転生したはいいけれど?
多分、俺は転生した。
全裸。砂漠。夜。
俺、終了のお知らせ。
「うわ、さむい。つうか普通は森じゃね? うーんでも、森でもファンタジーなら魔物とかヤバイ?」
ぶつぶつ呟く。ヘビー呟きったーの悪癖だ。
スマホ欲しいなぁ。でも、充電きれてたからなぁ。それに俺はそんなにリテラシーとかサーチ力高くないから、持ってたところでどうしようもないんだよなぁと思う。
それも、ほぼほぼ口から駄々洩れだ。
「ていうか、マジ、これどういう転生? なんで転生した、かはいいとして、俺どうしたらいいの?」
指示待ち人間乙。
自分でそう突っ込みつつあたりを見渡した。
見渡す限り、砂。岩石系の砂漠なら、洞窟とか期待できるのかもだけど、これじゃぁどうしようもない。月の光を反射して、明るいけど、それだけ。緑が見えたりしないかと、その場でぐるぐる回ってみたけど、そんなものはありはしない。
「星が綺麗だなぁ」
星座は覚えてるような少年ではなかったので、星空を見てどうこうなんて言うこともない。ただ綺麗だな以上、終り。北斗七星……見つけ方を覚えてないな。地球人として終わってる可能性あり? まぁ、現代人なんてこんなものでしょ。うんうん。

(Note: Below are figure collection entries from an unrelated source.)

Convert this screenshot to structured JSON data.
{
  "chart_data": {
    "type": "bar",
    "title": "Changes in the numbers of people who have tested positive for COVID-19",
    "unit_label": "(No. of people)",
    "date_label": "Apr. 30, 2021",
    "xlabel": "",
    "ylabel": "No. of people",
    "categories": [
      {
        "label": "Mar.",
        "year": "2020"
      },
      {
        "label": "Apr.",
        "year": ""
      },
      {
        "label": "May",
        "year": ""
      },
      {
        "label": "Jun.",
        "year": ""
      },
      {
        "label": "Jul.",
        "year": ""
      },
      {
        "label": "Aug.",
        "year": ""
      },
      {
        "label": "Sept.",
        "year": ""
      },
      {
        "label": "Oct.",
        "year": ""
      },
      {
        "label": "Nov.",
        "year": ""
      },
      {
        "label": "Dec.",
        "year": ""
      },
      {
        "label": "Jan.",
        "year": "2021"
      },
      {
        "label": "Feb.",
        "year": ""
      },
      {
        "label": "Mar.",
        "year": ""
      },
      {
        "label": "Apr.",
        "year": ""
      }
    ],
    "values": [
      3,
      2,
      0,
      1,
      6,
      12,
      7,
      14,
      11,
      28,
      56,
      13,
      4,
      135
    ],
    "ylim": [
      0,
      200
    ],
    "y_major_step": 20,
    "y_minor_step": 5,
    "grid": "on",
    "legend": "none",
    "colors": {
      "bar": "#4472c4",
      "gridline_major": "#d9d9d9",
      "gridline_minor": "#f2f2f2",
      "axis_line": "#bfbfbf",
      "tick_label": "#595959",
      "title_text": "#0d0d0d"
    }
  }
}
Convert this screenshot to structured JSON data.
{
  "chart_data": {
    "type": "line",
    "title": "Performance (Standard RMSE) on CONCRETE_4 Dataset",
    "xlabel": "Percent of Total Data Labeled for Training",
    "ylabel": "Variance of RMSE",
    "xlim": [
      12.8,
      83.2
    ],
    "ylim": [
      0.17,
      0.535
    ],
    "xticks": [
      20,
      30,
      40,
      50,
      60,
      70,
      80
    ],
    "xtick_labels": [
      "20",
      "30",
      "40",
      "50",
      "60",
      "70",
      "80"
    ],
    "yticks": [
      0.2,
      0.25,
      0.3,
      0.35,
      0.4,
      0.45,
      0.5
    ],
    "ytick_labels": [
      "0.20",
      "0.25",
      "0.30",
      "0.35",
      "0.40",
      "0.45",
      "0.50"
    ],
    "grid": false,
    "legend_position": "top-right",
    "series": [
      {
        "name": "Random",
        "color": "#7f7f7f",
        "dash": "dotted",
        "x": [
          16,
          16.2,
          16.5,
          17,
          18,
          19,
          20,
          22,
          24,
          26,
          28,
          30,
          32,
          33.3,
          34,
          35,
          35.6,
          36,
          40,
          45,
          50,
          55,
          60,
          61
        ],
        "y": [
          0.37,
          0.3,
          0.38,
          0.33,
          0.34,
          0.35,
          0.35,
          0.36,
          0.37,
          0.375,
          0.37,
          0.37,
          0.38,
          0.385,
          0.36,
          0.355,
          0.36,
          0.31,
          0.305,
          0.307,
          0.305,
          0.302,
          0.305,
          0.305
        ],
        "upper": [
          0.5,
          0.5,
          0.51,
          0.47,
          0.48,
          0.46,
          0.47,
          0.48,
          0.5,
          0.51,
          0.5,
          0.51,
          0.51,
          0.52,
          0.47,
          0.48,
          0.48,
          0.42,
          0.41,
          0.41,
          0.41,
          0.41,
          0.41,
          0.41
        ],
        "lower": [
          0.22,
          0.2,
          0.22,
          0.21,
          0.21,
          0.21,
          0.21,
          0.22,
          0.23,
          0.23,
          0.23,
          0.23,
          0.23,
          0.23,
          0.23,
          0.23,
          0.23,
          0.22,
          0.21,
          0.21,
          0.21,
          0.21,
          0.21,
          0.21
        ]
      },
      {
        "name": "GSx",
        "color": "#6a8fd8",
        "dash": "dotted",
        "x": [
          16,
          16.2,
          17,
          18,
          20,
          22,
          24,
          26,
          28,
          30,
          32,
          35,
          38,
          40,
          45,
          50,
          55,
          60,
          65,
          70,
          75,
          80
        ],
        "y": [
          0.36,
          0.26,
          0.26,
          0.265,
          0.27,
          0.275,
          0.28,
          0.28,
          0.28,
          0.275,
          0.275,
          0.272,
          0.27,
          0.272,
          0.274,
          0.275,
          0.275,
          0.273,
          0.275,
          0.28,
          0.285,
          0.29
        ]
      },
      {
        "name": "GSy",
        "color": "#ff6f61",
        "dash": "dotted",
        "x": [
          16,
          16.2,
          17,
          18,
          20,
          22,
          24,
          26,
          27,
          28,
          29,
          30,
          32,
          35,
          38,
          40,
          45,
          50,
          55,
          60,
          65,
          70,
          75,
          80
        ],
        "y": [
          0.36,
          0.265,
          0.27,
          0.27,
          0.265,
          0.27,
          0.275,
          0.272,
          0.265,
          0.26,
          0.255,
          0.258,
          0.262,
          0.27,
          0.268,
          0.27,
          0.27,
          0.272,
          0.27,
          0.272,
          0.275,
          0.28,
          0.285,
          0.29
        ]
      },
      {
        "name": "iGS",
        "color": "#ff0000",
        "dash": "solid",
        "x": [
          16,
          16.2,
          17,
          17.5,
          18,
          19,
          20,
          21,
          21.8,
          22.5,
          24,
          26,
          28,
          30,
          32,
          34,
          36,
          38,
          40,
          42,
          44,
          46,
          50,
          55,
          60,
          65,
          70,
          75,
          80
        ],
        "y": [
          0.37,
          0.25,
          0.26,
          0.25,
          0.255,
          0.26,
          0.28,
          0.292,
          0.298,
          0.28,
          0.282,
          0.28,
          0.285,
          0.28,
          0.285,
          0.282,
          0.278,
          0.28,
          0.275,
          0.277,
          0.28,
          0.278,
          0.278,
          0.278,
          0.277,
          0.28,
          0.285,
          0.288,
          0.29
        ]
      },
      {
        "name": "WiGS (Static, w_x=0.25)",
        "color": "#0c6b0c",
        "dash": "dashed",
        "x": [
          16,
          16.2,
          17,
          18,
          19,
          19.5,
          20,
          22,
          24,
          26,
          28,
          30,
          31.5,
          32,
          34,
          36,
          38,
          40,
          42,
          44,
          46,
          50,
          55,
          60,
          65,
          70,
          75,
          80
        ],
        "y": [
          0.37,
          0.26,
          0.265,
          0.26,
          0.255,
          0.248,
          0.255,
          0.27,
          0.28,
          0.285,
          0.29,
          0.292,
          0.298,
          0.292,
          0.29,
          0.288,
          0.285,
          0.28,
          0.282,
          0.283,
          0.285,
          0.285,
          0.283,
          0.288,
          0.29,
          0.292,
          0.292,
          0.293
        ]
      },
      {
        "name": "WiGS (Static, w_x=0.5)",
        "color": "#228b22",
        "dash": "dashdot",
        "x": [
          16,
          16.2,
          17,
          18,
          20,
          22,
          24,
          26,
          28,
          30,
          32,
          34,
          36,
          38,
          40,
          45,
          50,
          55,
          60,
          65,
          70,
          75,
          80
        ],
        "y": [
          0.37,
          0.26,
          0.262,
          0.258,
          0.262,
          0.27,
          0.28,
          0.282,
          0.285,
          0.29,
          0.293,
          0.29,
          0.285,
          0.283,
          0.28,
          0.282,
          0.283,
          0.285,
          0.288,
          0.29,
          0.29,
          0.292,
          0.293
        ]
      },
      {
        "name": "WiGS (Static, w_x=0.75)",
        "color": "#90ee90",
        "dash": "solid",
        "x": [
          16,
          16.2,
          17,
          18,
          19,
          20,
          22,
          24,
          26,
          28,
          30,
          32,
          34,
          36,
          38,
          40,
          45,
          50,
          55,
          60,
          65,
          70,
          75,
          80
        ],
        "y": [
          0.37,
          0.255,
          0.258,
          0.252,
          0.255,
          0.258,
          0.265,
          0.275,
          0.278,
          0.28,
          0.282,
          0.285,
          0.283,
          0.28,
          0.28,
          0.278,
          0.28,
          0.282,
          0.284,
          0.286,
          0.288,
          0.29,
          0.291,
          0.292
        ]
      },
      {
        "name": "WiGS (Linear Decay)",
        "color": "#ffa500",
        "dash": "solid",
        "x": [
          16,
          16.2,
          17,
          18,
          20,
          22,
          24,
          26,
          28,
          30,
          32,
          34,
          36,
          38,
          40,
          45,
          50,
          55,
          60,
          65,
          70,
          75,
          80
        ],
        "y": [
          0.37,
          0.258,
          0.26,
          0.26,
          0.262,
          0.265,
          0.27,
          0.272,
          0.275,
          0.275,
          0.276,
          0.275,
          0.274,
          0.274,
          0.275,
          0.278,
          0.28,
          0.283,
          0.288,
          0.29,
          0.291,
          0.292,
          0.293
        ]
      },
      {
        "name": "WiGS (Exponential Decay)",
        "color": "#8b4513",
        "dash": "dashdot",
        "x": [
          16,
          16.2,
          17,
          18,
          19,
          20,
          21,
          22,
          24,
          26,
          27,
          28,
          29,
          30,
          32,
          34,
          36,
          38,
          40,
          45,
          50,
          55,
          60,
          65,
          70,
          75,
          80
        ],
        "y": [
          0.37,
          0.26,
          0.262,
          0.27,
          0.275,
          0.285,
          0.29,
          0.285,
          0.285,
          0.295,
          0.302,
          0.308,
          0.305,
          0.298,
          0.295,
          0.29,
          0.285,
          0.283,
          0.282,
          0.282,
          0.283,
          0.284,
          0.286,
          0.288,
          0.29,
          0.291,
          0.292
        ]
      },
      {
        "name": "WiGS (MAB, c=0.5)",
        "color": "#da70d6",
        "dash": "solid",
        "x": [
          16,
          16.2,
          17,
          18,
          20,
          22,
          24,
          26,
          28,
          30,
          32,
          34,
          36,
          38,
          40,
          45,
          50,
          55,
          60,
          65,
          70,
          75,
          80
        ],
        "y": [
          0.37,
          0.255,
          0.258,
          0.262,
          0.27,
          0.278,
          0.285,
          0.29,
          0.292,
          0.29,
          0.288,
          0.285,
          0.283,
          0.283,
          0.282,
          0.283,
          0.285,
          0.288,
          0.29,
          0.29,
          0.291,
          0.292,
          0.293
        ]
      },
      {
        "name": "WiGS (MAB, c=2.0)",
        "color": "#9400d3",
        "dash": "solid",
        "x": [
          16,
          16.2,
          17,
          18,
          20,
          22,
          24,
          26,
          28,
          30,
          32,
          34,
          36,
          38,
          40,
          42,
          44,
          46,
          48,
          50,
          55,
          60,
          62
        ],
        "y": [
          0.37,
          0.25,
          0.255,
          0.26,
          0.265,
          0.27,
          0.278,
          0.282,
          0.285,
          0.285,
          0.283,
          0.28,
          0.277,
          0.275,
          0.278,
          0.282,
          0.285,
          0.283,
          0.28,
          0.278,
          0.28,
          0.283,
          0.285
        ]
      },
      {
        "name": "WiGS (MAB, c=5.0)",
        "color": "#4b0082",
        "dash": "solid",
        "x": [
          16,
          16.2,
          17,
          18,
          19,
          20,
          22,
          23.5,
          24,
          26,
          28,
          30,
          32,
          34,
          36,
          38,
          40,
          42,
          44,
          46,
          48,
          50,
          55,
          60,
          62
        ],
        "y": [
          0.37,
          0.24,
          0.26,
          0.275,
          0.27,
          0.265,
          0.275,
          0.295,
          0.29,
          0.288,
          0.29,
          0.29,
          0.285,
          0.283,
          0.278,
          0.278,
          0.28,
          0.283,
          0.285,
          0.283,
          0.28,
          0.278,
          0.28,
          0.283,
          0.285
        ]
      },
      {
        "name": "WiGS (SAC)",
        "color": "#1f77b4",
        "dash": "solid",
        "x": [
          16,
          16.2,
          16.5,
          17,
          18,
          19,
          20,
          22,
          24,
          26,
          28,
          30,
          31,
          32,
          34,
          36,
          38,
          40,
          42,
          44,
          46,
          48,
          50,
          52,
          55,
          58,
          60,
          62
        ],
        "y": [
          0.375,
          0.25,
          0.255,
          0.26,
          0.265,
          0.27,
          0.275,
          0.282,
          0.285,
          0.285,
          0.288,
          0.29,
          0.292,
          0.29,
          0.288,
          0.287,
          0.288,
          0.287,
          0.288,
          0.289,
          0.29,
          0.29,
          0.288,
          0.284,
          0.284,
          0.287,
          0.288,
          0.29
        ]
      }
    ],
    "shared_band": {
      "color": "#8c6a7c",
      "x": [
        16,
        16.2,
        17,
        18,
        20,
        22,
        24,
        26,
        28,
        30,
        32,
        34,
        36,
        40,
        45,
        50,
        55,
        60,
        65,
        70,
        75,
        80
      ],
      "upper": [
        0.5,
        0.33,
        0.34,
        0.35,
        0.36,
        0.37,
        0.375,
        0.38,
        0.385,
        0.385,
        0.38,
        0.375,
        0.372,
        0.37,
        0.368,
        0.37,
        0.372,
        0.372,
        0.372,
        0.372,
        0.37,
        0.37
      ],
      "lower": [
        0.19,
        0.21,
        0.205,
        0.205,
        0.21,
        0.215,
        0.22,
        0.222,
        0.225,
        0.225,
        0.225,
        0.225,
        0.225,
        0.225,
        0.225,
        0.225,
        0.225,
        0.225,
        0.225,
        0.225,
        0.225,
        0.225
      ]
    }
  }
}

呟きつつ、後ろを振り返ったら、地平線がもぞもぞしている。
「うん?」
地平線はもぞもぞしない。俺、わかる。
ていうか、それより寒い、待って、アレヤバい。
語彙力貧層だけど、頑張る。
魔物かな。湖に映るみたいに、満点の星空が砂漠に映っているように見えるのは、目。よく見ると、動いていて、その動きがバラバラだから、超大量にいるってのがわかる。
それで、あたり一面遮るものがない砂漠だから、思っているより大きいかもしれない。大体一匹が手のひらの大きさに見える……けど……実際は……?
考えるのをやめて、反対にひたすら走ることにした。
「うぇぇぇぇなんで裸なの……!?」
ちんこ痛い。
砂で超走りにくい。
後ろばかりを気にしてたら、足が何か砂以外物を踏んだ。
思わず後退りながら、足元を見た。
ぎろりと、自分の足ほどもある目が光った。
「わ!?」
足元が崩れて、足から食われた。
俺Yoeeeeeeeeeeeeeee!?
痛い、あつい、いたい……。
大量の目がぎらついて、上下左右すべてが星空になって、揺れて、消えた。